Issu d’une famille aisée d’Istanbul, Ka s’est exilé en Allemagne où il vit chichement de sa poésie et de lectures publiques qui lui permettent de compenser sa maigre pension de réfugié politique. Après presque vingt ans d’exil, Ka accepte la proposition d’un journal stambouliote et revient dans son pays natal pour réaliser un reportage sur Kars, une petite ville du fin fond de l’Anatolie où une épidémie de suicides touche de nombreuses jeunes-filles, désemparées par les évolutions contradictoires d’une société turque qui ne sait si elle doit renouer avec ses racines islamiques ou céder à une modernité laïque imposée par le kémalisme. Mais Ka est bien moins intéressé par le sort de ces femmes, que par la perspective de revoir la belle et séduisante Ipek, divorcée depuis peu et dont il a toujours été doucement épris. Après ces nombreuses années loin de la Turquie, Ka reconnaît difficilement Kars, où il n’a vécu que brièvement, mais la ville, recouverte de son manteau neigeux, alors que l’hiver se montre particulièrement rigoureux, lui paraît relever d’une certaine poésie, à la fois empreinte d’une profonde mélancolie et d’une beauté brute et authentique. Mais ce n’est pas tant la ville qui a changé que les gens, au diapason d’une société turque désorientée et perpétuellement tiraillée entre son désir d’Occident et ses racines orientales.

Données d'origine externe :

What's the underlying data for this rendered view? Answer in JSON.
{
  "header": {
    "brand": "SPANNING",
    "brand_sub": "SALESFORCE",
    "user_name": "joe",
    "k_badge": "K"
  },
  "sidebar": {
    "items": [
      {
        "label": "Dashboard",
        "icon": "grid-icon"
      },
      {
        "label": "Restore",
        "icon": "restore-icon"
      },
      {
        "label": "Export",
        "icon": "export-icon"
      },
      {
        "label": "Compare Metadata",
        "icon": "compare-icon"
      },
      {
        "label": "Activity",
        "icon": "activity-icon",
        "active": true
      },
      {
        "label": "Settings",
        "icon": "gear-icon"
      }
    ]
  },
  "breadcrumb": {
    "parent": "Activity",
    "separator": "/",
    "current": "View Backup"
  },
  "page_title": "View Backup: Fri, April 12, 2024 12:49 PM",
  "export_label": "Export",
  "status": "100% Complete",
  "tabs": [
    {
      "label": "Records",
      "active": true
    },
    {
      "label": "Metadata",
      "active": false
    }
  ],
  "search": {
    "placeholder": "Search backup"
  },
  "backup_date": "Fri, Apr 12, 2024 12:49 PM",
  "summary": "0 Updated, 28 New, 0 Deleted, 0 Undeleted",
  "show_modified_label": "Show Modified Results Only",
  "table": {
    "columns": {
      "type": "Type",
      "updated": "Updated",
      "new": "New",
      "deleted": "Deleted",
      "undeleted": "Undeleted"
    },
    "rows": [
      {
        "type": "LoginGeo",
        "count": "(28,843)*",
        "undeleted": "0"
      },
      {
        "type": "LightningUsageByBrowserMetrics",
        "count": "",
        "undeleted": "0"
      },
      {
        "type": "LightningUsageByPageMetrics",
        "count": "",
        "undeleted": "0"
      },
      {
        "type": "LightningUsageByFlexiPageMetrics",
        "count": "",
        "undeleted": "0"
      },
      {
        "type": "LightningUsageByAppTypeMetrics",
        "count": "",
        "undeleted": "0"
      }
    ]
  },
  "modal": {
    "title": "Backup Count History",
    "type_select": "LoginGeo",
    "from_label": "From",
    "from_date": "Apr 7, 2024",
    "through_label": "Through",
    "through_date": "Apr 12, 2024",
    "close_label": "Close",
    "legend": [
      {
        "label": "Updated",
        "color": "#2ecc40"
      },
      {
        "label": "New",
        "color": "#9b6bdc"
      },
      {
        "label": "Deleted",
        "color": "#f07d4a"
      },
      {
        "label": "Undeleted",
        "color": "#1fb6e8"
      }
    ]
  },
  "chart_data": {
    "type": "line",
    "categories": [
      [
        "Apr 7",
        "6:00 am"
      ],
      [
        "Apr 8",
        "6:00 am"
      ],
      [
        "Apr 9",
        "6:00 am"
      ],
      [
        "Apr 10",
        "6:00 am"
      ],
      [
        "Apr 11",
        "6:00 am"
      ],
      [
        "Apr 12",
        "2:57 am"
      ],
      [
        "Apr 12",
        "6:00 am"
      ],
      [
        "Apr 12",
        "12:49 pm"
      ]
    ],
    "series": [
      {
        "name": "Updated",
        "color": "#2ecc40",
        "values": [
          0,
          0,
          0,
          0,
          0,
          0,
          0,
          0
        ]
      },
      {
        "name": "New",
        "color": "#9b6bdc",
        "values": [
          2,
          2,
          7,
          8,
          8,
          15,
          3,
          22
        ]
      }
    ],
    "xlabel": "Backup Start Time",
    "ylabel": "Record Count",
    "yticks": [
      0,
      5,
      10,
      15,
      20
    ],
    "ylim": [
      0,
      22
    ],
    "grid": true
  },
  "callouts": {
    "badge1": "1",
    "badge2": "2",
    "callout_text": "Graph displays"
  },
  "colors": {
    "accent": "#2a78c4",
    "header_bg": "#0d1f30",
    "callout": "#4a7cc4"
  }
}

Errant dans les rues, renouant avec une poésie qui l’avait pourtant quitté et pour laquelle, littéralement asséché, il n’arrivait plus à écrire, Ka part à la rencontre de ces hommes et de ces femmes qui font la Turquie d’aujourd’hui. Mais ce qu’il constate, lui, l’athée, c’est le retour d’une certaine forme d’islamisme, qui séduit les anciens, mais aussi les plus jeunes. Alors que Kars est bloquée par la neige, les crispations s’exacerbent et la tension atteint un seuil paroxystique, avant que tout ne bascule dans la violence et le chaos. Au milieu du désordre, Ka essaie pourtant de suivre la voie de son cœur et de convaincre Ipek de le suivre en Allemagne.

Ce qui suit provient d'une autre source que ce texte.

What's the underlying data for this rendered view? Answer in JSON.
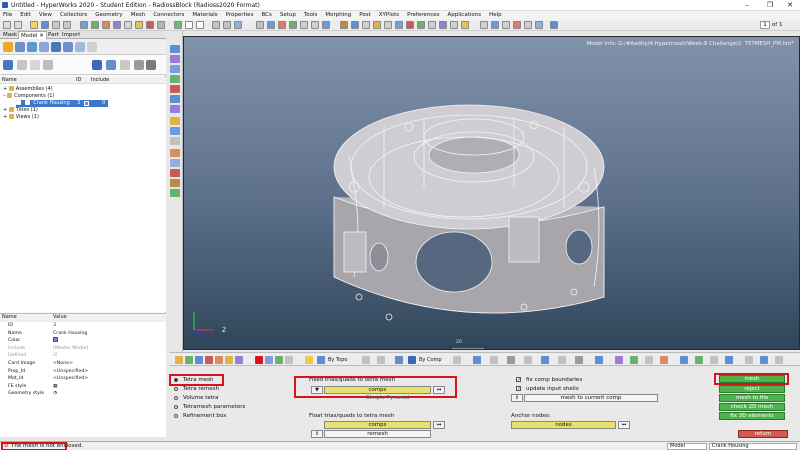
{
  "window": {
    "title": "Untitled - HyperWorks 2020 - Student Edition - RadiossBlock (Radioss2020 Format)",
    "minimize_icon": "minimize-icon",
    "maximize_icon": "maximize-icon",
    "close_icon": "close-icon"
  },
  "menu": [
    "File",
    "Edit",
    "View",
    "Collectors",
    "Geometry",
    "Mesh",
    "Connectors",
    "Materials",
    "Properties",
    "BCs",
    "Setup",
    "Tools",
    "Morphing",
    "Post",
    "XYPlots",
    "Preferences",
    "Applications",
    "Help"
  ],
  "toolbar": {
    "page_current": "1",
    "page_total_label": "of 1"
  },
  "left_panel": {
    "tabs": [
      "Mask",
      "Model",
      "Part",
      "Import"
    ],
    "tree_headers": {
      "name": "Name",
      "id": "ID",
      "include": "Include"
    },
    "tree": [
      {
        "label": "Assemblies (4)"
      },
      {
        "label": "Components (1)"
      },
      {
        "label": "Crank Housing",
        "id": "3",
        "include": "0"
      },
      {
        "label": "Titles (1)"
      },
      {
        "label": "Views (1)"
      }
    ],
    "properties_headers": {
      "name": "Name",
      "value": "Value"
    },
    "properties": [
      {
        "name": "ID",
        "value": "3"
      },
      {
        "name": "Name",
        "value": "Crank Housing"
      },
      {
        "name": "Color",
        "value": ""
      },
      {
        "name": "Include",
        "value": "[Master Model]"
      },
      {
        "name": "Defined",
        "value": ""
      },
      {
        "name": "Card Image",
        "value": "<None>"
      },
      {
        "name": "Prop_Id",
        "value": "<Unspecified>"
      },
      {
        "name": "Mat_Id",
        "value": "<Unspecified>"
      },
      {
        "name": "FE style",
        "value": ""
      },
      {
        "name": "Geometry style",
        "value": ""
      }
    ],
    "component_color": "#8a82d6"
  },
  "viewport": {
    "model_info": "Model Info: G:/#Aadity/4.Hypermesh/Week-8 Challenge/2. TETMESH_PM.hm*",
    "triad_z": "Z",
    "scale_label": "20"
  },
  "viewport_toolbar": {
    "by_topo": "By Topo",
    "by_comp": "By Comp"
  },
  "panel": {
    "radios": [
      "Tetra mesh",
      "Tetra remesh",
      "Volume tetra",
      "Tetramesh parameters",
      "Refinement box"
    ],
    "selected_radio": "Tetra mesh",
    "fixed_label": "Fixed trias/quads to tetra mesh",
    "fixed_selector": "comps",
    "fixed_mode": "Simple Pyramid",
    "float_label": "Float trias/quads to tetra mesh",
    "float_selector": "comps",
    "float_action": "remesh",
    "checkboxes": [
      "fix comp boundaries",
      "update input shells"
    ],
    "mesh_to_current_comp": "mesh to current comp",
    "anchor_label": "Anchor nodes:",
    "anchor_selector": "nodes",
    "actions": [
      "mesh",
      "reject",
      "mesh to file",
      "check 2D mesh",
      "fix 3D elements"
    ],
    "return_label": "return"
  },
  "status": {
    "message": "The mesh is not enclosed.",
    "field_model": "Model",
    "field_comp": "Crank Housing"
  },
  "colors": {
    "accent_red": "#d8141b",
    "green_button": "#4bb54c",
    "yellow_field": "#e7e36a",
    "viewport_top": "#8193aa",
    "viewport_bottom": "#304559"
  }
}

Ce qui fascine chez Orhan Pamuk, c’est sa capacité à mêler avec une habileté rare la fiction et le réel, le tout enrobé d’éléments autobiographiques qui ajoutent une touche d’authenticité à son récit. Neige ne déroge pas à la règle, quitte même à déstabiliser le lecteur en faisant évoluer sa narration au cours du roman. Si les deux premiers tiers de l’histoire sont racontés à travers les yeux de Ka, progressivement celui-ci laisse la place à Orhan Pamuk lui-même, qui se présente comme son meilleur ami venu terminer un récit inachevé. Un procédé narratif quelque peu étrange, mais qui a le mérite de casser la linéarité du récit sans pour autant faire naître une véritable dissonance. L’autre grande force d’Orhan Pamuk, c’est son écriture. L’auteur turc n’est pas nécessairement un grand styliste, en dépit de quelques fulgurances, ne cherchez pas dans sa prose une langue chatoyante et exubérante, le style de Pamuk est plus simple et use d’une certaine forme de lenteur mélancolique. Il y a toujours chez l’auteur une grande nostalgie d’un temps désormais révolu, indépassable et nécessairement idéalisé. Ce regard empreint d’une certaine tristesse face au temps qui passe, lui permet évidemment de souligner les grandes lignes de fracture, ainsi que les évolutions de son pays, car si Pamuk réenchante la mémoire des choses, il le fait toujours à dessein, pour mettre en évidence les évolutions d’un pays bouillonnant. Fascinée par son propre passé impérial, la Turquie se cherche un nouveau destin, si possible aussi flamboyant et prestigieux. Tout ceci pourrait paraître, à nos yeux d’Occidentaux, un rien contradictoire tant les oppositions idéologiques, politiques et religieuses semblent diamétralement opposées dans un pays où tout semble au bord de la rupture, mais c’est aussi ce qui fait le charme du regard de Pamuk, dont le talent pour prendre le poul de la société turque est sans égal.
Mais si le roman aborde évidemment des
questions très politiques (la laïcité, la montée du radicalisme,
la place des femmes, l’exil et le déracinement….), dressant
lentement mais sûrement un portrait très contrasté de la Turquie
moderne et de ses nombreuses interrogations, Neige est aussi un livre
qui aborde le thème de la poésie avec beaucoup de finesse et de
justesse. C’est, il me semble, suffisamment rare pour être
souligné. On pourra regretter que les fameux poèmes écrits par Ka
tout au long de son séjour à Kars, renouveau de son inspiration, ne
soient pas proposés à la lecture, mais l’essentiel est ailleurs,
dans la retranscription du sentiment poétique, de cette longue
errance affective qui pousse le poète à poser une regard neuf et
singulier sur le monde et l’incite à écrire avec son coeur autant
qu’avec ses tripes. De l’émotion, du sentiment d’étrangeté,
exacerbés par une sensibilité à fleur de peau, émergent des
instants hors du temps et de l’agitation du monde ; c’est cette
émotion qui est au cœur de la création poétique et que Neige
réussit à toucher subtilement du doigt.
4 commentaires:
Le musée de l’innocence était très bien,(voir ta chronique).
Je n’ai pas encore lu celui là mais c’est prévu.
On retrouve dans Neige peu ou prou les mêmes ingrédients : la nostalgie d'une époque révolue, l'amour, les mutations sociales de la Turquie, la même écriture très descriptive.... bien que la politique soit ici nettement plus présente. J'espère qu'il te plaira également.
Oui je l’ai trouvé et je pense qu’il me plaira .
Le souvenir de ma lecture du Musée de l’innocence ne s’est jamais altéré.
Oui, c'est un livre qui nous habite pendant longtemps.